Chris McKhann, an analyst at OptionMonster.

Wells Fargo ( WFC) fell as much as 4.5% today, and options suggest more downside.

In a complicated trade, one large institutional trader bet that the hard-hit bank stock would extend its decline, in the trader's case to $10 by July. WFC started today at $16.85 and finished at $15.95.

The eye-catching position was a "ratio spread," a sophisticated strategy that has recently been used on a large scale in names like the MSCI Brazil Index ETF ( EWZ) and the VIX. The WFC trade involved buying 25,000 of the July 15 puts for $3.40, followed within seconds by the selling of 50,000 of the July 10 puts for $1.45.

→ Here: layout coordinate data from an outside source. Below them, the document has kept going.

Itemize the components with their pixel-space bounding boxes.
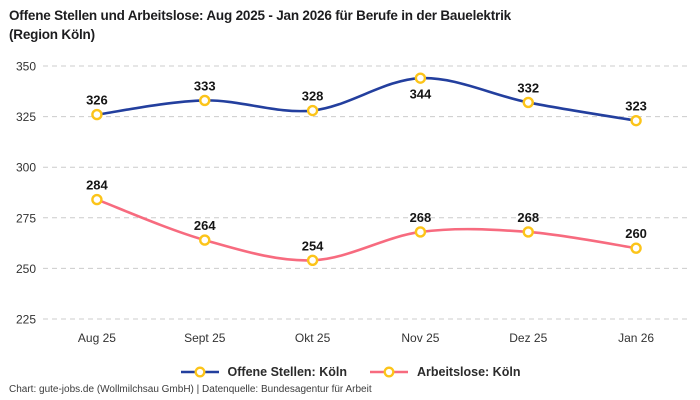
y-axis-tick-label: 350	[16, 60, 36, 74]
chart-title-line1: Offene Stellen und Arbeitslose: Aug 2025…	[9, 8, 511, 23]
legend-swatch-line-marker-icon	[369, 366, 408, 378]
y-axis-tick-label: 275	[16, 211, 36, 225]
series-line	[95, 198, 638, 262]
data-point-label: 333	[194, 78, 216, 93]
data-point-label: 284	[86, 178, 108, 193]
data-point-label: 326	[86, 93, 108, 108]
data-point-label: 332	[517, 80, 539, 95]
data-point-marker[interactable]	[630, 114, 642, 127]
data-point-label: 264	[194, 218, 216, 233]
y-axis-tick-label: 250	[16, 262, 36, 276]
data-point-marker[interactable]	[91, 193, 103, 206]
legend-item-arbeitslose[interactable]: Arbeitslose: Köln	[369, 365, 521, 379]
y-axis-tick-label: 300	[16, 161, 36, 175]
chart-credit-footer: Chart: gute-jobs.de (Wollmilchsau GmbH) …	[9, 384, 372, 395]
legend-label: Arbeitslose: Köln	[416, 365, 521, 379]
x-axis-tick-label: Okt 25	[295, 331, 331, 345]
chart-title: Offene Stellen und Arbeitslose: Aug 2025…	[9, 6, 669, 44]
x-axis-tick-label: Jan 26	[618, 331, 654, 345]
x-axis-tick-label: Nov 25	[401, 331, 439, 345]
data-point-marker[interactable]	[414, 72, 427, 84]
line-chart-plot-area: 225 250 275 300 325 350 Aug 25 Sept 25 Okt 25 Nov…	[16, 60, 690, 345]
data-point-marker[interactable]	[414, 226, 427, 238]
data-point-label: 268	[517, 210, 539, 225]
data-point-label: 260	[625, 226, 647, 241]
x-axis-tick-label: Aug 25	[78, 331, 116, 345]
data-point-label: 254	[302, 238, 324, 253]
legend-swatch-line-marker-icon	[180, 366, 219, 378]
data-point-marker[interactable]	[199, 94, 211, 107]
data-point-label: 268	[410, 210, 432, 225]
chart-title-line2: (Region Köln)	[9, 27, 95, 42]
series-line	[95, 76, 638, 122]
data-point-marker[interactable]	[630, 242, 642, 254]
y-axis-tick-label: 225	[16, 313, 36, 327]
x-axis-tick-label: Dez 25	[509, 331, 547, 345]
data-point-marker[interactable]	[522, 226, 534, 238]
data-point-marker[interactable]	[91, 108, 103, 121]
data-point-label: 328	[302, 89, 324, 104]
data-point-marker[interactable]	[306, 104, 319, 117]
y-axis-tick-label: 325	[16, 110, 36, 124]
data-point-marker[interactable]	[306, 254, 319, 267]
legend: Offene Stellen: Köln Arbeitslose: Köln	[0, 361, 700, 383]
data-point-marker[interactable]	[199, 234, 211, 246]
data-point-marker[interactable]	[522, 96, 534, 109]
data-point-label: 323	[625, 99, 647, 114]
x-axis-tick-label: Sept 25	[184, 331, 226, 345]
data-point-label: 344	[410, 87, 432, 102]
legend-label: Offene Stellen: Köln	[227, 365, 347, 379]
legend-item-offene-stellen[interactable]: Offene Stellen: Köln	[180, 365, 347, 379]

The cost of the trade was $0.50, which is the risk if the stock stays above $15. The maximum profit comes if the stock is at $10, and then there is risk below $4.50.

This trade, which is similar to the so-called butterfly trade as it has three of the same four positions, is usually done on the put side, where it has limited risk with an extra short put. Doing this in calls leaves the trader short a naked call, which has unlimited risk.

WFC has been unable for the past two weeks to break up through resistance at $17.50. It remains 100% above the low that was set on March 5 at $7.80, but has trended down from the highs near $40 back in September.

The writer has no positions in the securities.